В этом источник баснословной силы. Ведь если производство только и умеет, что производить какие-то материальные объекты и реальные знаки, через это обретая какую-никакую силу, то обольщение производит лишь приманки, но получает благодаря этому все мыслимые силы, в том числе силу завлечь производство и реальность в их основополагающую иллюзию-приманку.
Обольщение приманки подстерегает даже бессознательное и желание, превращая эти вещи в зеркало бессознательного и желания. Ведь желание захватывает лишь влечение и наслаждение, а настоящее колдовство начинается по ту сторону — когда попадаются в ловушку собственного желания. Такова приманка, которая, на наше счастье, спасает нас от "психической реальности". Такова же приманка психоанализа, поскольку он покупается на свое собственное желание психоанализа: таким образом он погружается в обольщение, самообольщение — и преломляет силу соблазна в собственных своих целях.
Итак, всякая наука, всякая реальность, всякое производство только и делают, что отсрочивают миг соблазна, который в форме бессмыслицы, чувственной и сверхчувственной бессмыслицы, сверкает на небе их собственного желания.
"Raison d'etre приманки. Сокол всякий раз прилетает на красный кожаный лоскут, имеющий вид птицы, — не такая же ли иллюзия сообщает при неоднократном повторении абсолютную реальность пленяющему нас объекту? Вера или заблуждение здесь ни при чем, приманка — это в некотором роде признание бесконечной силы соблазна. Потеряв свою близняшку-сестру, Нарцисс справляет по ней траур тем, что ставит для себя неотразимую приманку собственного лица. Ни сознание, ни бессознательное в этой игре не участвуют, здесь нет ничего, кроме обмана".
Приманка может быть вписана в небеса, сила ее от этого ничуть не меньше. Каждому знаку зодиака присуща особая форма соблазна. Ведь каждый из нас ищет милости бессмысленной судьбы, каждый уповает на колдовскую силу какого-то абсолютно иррационального стечения обстоятельств — таково могущество знаков зодиака и гороскопа. И смеяться над этим не стоит — ведь тому, кто отказался от мысли соблазнить звезды, уж точно невесело. Действительно, беда многих как раз в том, что они не витают в заоблачных высях, среди небесных знаков, которые могли бы им подойти, — в сущности, они не уступили соблазну собственного рождения и созвездия, под которым родились.
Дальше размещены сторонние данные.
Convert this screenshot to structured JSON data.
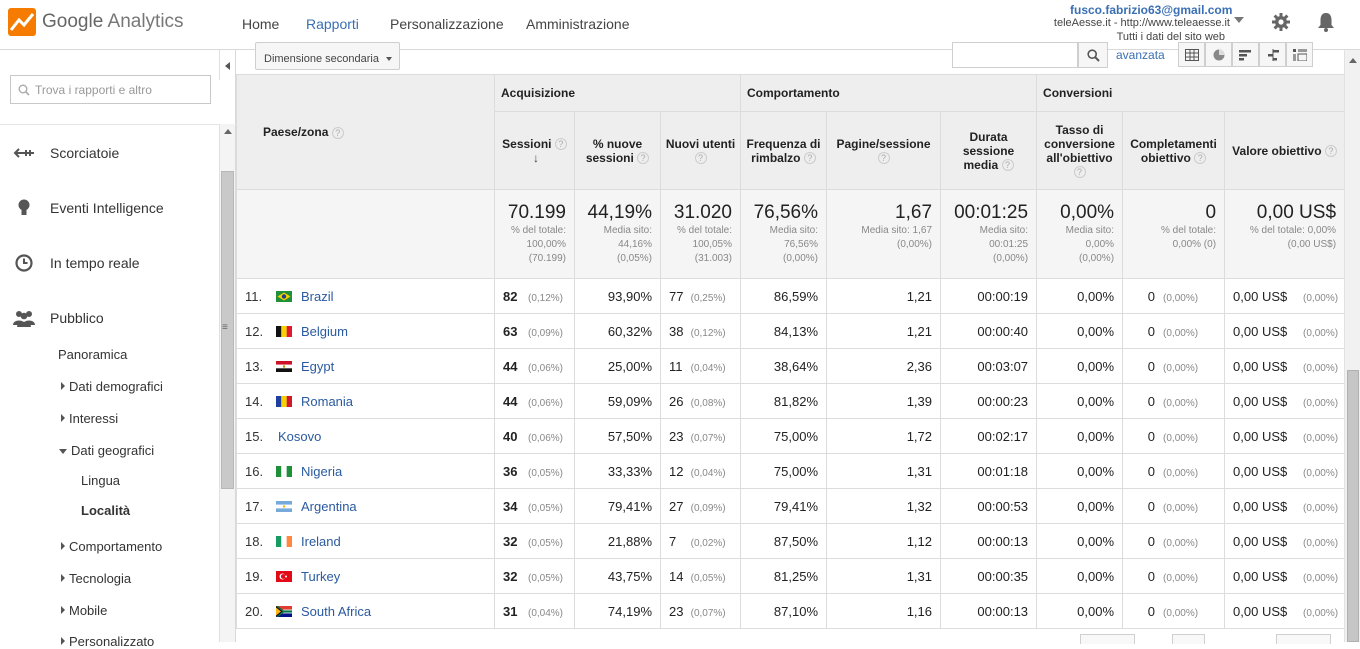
{
  "app": {
    "logo_brand": "Google",
    "logo_product": "Analytics",
    "brand_color": "#f57c00",
    "accent_color": "#3a6fb4"
  },
  "nav": {
    "tabs": [
      {
        "label": "Home",
        "active": false
      },
      {
        "label": "Rapporti",
        "active": true
      },
      {
        "label": "Personalizzazione",
        "active": false
      },
      {
        "label": "Amministrazione",
        "active": false
      }
    ]
  },
  "account": {
    "email": "fusco.fabrizio63@gmail.com",
    "property": "teleAesse.it - http://www.teleaesse.it",
    "view": "Tutti i dati del sito web"
  },
  "icons": {
    "settings": "gear-icon",
    "notifications": "bell-icon",
    "search": "search-icon"
  },
  "sidebar": {
    "search_placeholder": "Trova i rapporti e altro",
    "items": [
      {
        "label": "Scorciatoie",
        "icon": "shortcut-icon"
      },
      {
        "label": "Eventi Intelligence",
        "icon": "lightbulb-icon"
      },
      {
        "label": "In tempo reale",
        "icon": "clock-icon"
      },
      {
        "label": "Pubblico",
        "icon": "people-icon"
      }
    ],
    "pubblico_sub": [
      {
        "label": "Panoramica",
        "expander": "none"
      },
      {
        "label": "Dati demografici",
        "expander": "collapsed"
      },
      {
        "label": "Interessi",
        "expander": "collapsed"
      },
      {
        "label": "Dati geografici",
        "expander": "expanded"
      },
      {
        "label": "Lingua",
        "expander": "none"
      },
      {
        "label": "Località",
        "expander": "none",
        "selected": true
      },
      {
        "label": "Comportamento",
        "expander": "collapsed"
      },
      {
        "label": "Tecnologia",
        "expander": "collapsed"
      },
      {
        "label": "Mobile",
        "expander": "collapsed"
      },
      {
        "label": "Personalizzato",
        "expander": "collapsed"
      }
    ]
  },
  "toolbar": {
    "secondary_dimension": "Dimensione secondaria",
    "advanced_link": "avanzata"
  },
  "table": {
    "dimension_header": "Paese/zona",
    "groups": [
      "Acquisizione",
      "Comportamento",
      "Conversioni"
    ],
    "columns": [
      "Sessioni",
      "% nuove sessioni",
      "Nuovi utenti",
      "Frequenza di rimbalzo",
      "Pagine/sessione",
      "Durata sessione media",
      "Tasso di conversione all'obiettivo",
      "Completamenti obiettivo",
      "Valore obiettivo"
    ],
    "totals": [
      {
        "value": "70.199",
        "sub": "% del totale:\n100,00%\n(70.199)"
      },
      {
        "value": "44,19%",
        "sub": "Media sito:\n44,16%\n(0,05%)"
      },
      {
        "value": "31.020",
        "sub": "% del totale:\n100,05%\n(31.003)"
      },
      {
        "value": "76,56%",
        "sub": "Media sito:\n76,56%\n(0,00%)"
      },
      {
        "value": "1,67",
        "sub": "Media sito: 1,67\n(0,00%)"
      },
      {
        "value": "00:01:25",
        "sub": "Media sito:\n00:01:25\n(0,00%)"
      },
      {
        "value": "0,00%",
        "sub": "Media sito:\n0,00%\n(0,00%)"
      },
      {
        "value": "0",
        "sub": "% del totale:\n0,00% (0)"
      },
      {
        "value": "0,00 US$",
        "sub": "% del totale: 0,00%\n(0,00 US$)"
      }
    ],
    "rows": [
      {
        "rank": "11.",
        "country": "Brazil",
        "flag": "brazil-flag",
        "sessions": "82",
        "sessions_pct": "(0,12%)",
        "new_sessions": "93,90%",
        "new_users": "77",
        "new_users_pct": "(0,25%)",
        "bounce": "86,59%",
        "pages": "1,21",
        "duration": "00:00:19",
        "conv_rate": "0,00%",
        "completions": "0",
        "completions_pct": "(0,00%)",
        "goal_value": "0,00 US$",
        "goal_value_pct": "(0,00%)"
      },
      {
        "rank": "12.",
        "country": "Belgium",
        "flag": "belgium-flag",
        "sessions": "63",
        "sessions_pct": "(0,09%)",
        "new_sessions": "60,32%",
        "new_users": "38",
        "new_users_pct": "(0,12%)",
        "bounce": "84,13%",
        "pages": "1,21",
        "duration": "00:00:40",
        "conv_rate": "0,00%",
        "completions": "0",
        "completions_pct": "(0,00%)",
        "goal_value": "0,00 US$",
        "goal_value_pct": "(0,00%)"
      },
      {
        "rank": "13.",
        "country": "Egypt",
        "flag": "egypt-flag",
        "sessions": "44",
        "sessions_pct": "(0,06%)",
        "new_sessions": "25,00%",
        "new_users": "11",
        "new_users_pct": "(0,04%)",
        "bounce": "38,64%",
        "pages": "2,36",
        "duration": "00:03:07",
        "conv_rate": "0,00%",
        "completions": "0",
        "completions_pct": "(0,00%)",
        "goal_value": "0,00 US$",
        "goal_value_pct": "(0,00%)"
      },
      {
        "rank": "14.",
        "country": "Romania",
        "flag": "romania-flag",
        "sessions": "44",
        "sessions_pct": "(0,06%)",
        "new_sessions": "59,09%",
        "new_users": "26",
        "new_users_pct": "(0,08%)",
        "bounce": "81,82%",
        "pages": "1,39",
        "duration": "00:00:23",
        "conv_rate": "0,00%",
        "completions": "0",
        "completions_pct": "(0,00%)",
        "goal_value": "0,00 US$",
        "goal_value_pct": "(0,00%)"
      },
      {
        "rank": "15.",
        "country": "Kosovo",
        "flag": "",
        "sessions": "40",
        "sessions_pct": "(0,06%)",
        "new_sessions": "57,50%",
        "new_users": "23",
        "new_users_pct": "(0,07%)",
        "bounce": "75,00%",
        "pages": "1,72",
        "duration": "00:02:17",
        "conv_rate": "0,00%",
        "completions": "0",
        "completions_pct": "(0,00%)",
        "goal_value": "0,00 US$",
        "goal_value_pct": "(0,00%)"
      },
      {
        "rank": "16.",
        "country": "Nigeria",
        "flag": "nigeria-flag",
        "sessions": "36",
        "sessions_pct": "(0,05%)",
        "new_sessions": "33,33%",
        "new_users": "12",
        "new_users_pct": "(0,04%)",
        "bounce": "75,00%",
        "pages": "1,31",
        "duration": "00:01:18",
        "conv_rate": "0,00%",
        "completions": "0",
        "completions_pct": "(0,00%)",
        "goal_value": "0,00 US$",
        "goal_value_pct": "(0,00%)"
      },
      {
        "rank": "17.",
        "country": "Argentina",
        "flag": "argentina-flag",
        "sessions": "34",
        "sessions_pct": "(0,05%)",
        "new_sessions": "79,41%",
        "new_users": "27",
        "new_users_pct": "(0,09%)",
        "bounce": "79,41%",
        "pages": "1,32",
        "duration": "00:00:53",
        "conv_rate": "0,00%",
        "completions": "0",
        "completions_pct": "(0,00%)",
        "goal_value": "0,00 US$",
        "goal_value_pct": "(0,00%)"
      },
      {
        "rank": "18.",
        "country": "Ireland",
        "flag": "ireland-flag",
        "sessions": "32",
        "sessions_pct": "(0,05%)",
        "new_sessions": "21,88%",
        "new_users": "7",
        "new_users_pct": "(0,02%)",
        "bounce": "87,50%",
        "pages": "1,12",
        "duration": "00:00:13",
        "conv_rate": "0,00%",
        "completions": "0",
        "completions_pct": "(0,00%)",
        "goal_value": "0,00 US$",
        "goal_value_pct": "(0,00%)"
      },
      {
        "rank": "19.",
        "country": "Turkey",
        "flag": "turkey-flag",
        "sessions": "32",
        "sessions_pct": "(0,05%)",
        "new_sessions": "43,75%",
        "new_users": "14",
        "new_users_pct": "(0,05%)",
        "bounce": "81,25%",
        "pages": "1,31",
        "duration": "00:00:35",
        "conv_rate": "0,00%",
        "completions": "0",
        "completions_pct": "(0,00%)",
        "goal_value": "0,00 US$",
        "goal_value_pct": "(0,00%)"
      },
      {
        "rank": "20.",
        "country": "South Africa",
        "flag": "south-africa-flag",
        "sessions": "31",
        "sessions_pct": "(0,04%)",
        "new_sessions": "74,19%",
        "new_users": "23",
        "new_users_pct": "(0,07%)",
        "bounce": "87,10%",
        "pages": "1,16",
        "duration": "00:00:13",
        "conv_rate": "0,00%",
        "completions": "0",
        "completions_pct": "(0,00%)",
        "goal_value": "0,00 US$",
        "goal_value_pct": "(0,00%)"
      }
    ]
  }
}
Через всю свою жизнь пронесут они эту судьбу, и даже смерть придет к ним невпопад. Не быть обольщенным своим знаком куда серьезнее, чем не получить награды за свои заслуги или удовлетворения своих аффектов. Утрата символического кредита всегда гораздо серьезнее реальных бедствий и нужд.
Что наталкивает на благотворительную идею открытия Института зодиакальной семиургии, в стенах которого, по аналогии с косметической хирургией, исправляющей телесные недостатки, могли бы заглаживаться несправедливости Знака, и чтобы блудные дети гороскопа имели бы возможность обрести наконец Знак по собственному вкусу, дабы примириться с самими собой. Предприятие, которое просто обречено на успех, по крайней мере так же, как и "мотели смерти", куда люди могут приехать, чтобы умереть так, как они сами того желают.
Смерть в Самарканде
Эллиптика знака, эклиптика смысла — приманка. Смертоносное отвлечение, в мгновение ока производимое одним только знаком.
Такова история про солдата, встретившего Смерть по пути с базара и вообразившего, будто та подала ему какой-то угрожающий знак. Он спешит во дворец и просит у царя лучшего коня, чтобы ночью бежать куда подальше, в далекий Самарканд. Затем царь призывает Смерть во дворец, чтобы упрекнуть за то, что она так перепугала одного из лучших его слуг. Но удивленная Смерть отвечает царю: "Я вовсе не хотела его напугать. Этот жест я сделала просто от неожиданности, увидев здесь солдата, ведь на завтра у нас с ним назначено свидание в Самарканде".
Конечно: чем отчаянней мы пытаемся избежать своей судьбы, тем вернее она нас настигает. Конечно: каждый ищет собственной смерти, и самые промахи наши оборачиваются прямым попаданием. Конечно: пути знаков неисповедимо бессознательны. Все это несомненно является истиной свидания в Самарканде, но не объясняет соблазна этого рассказа, который едва ли можно считать апологией истины.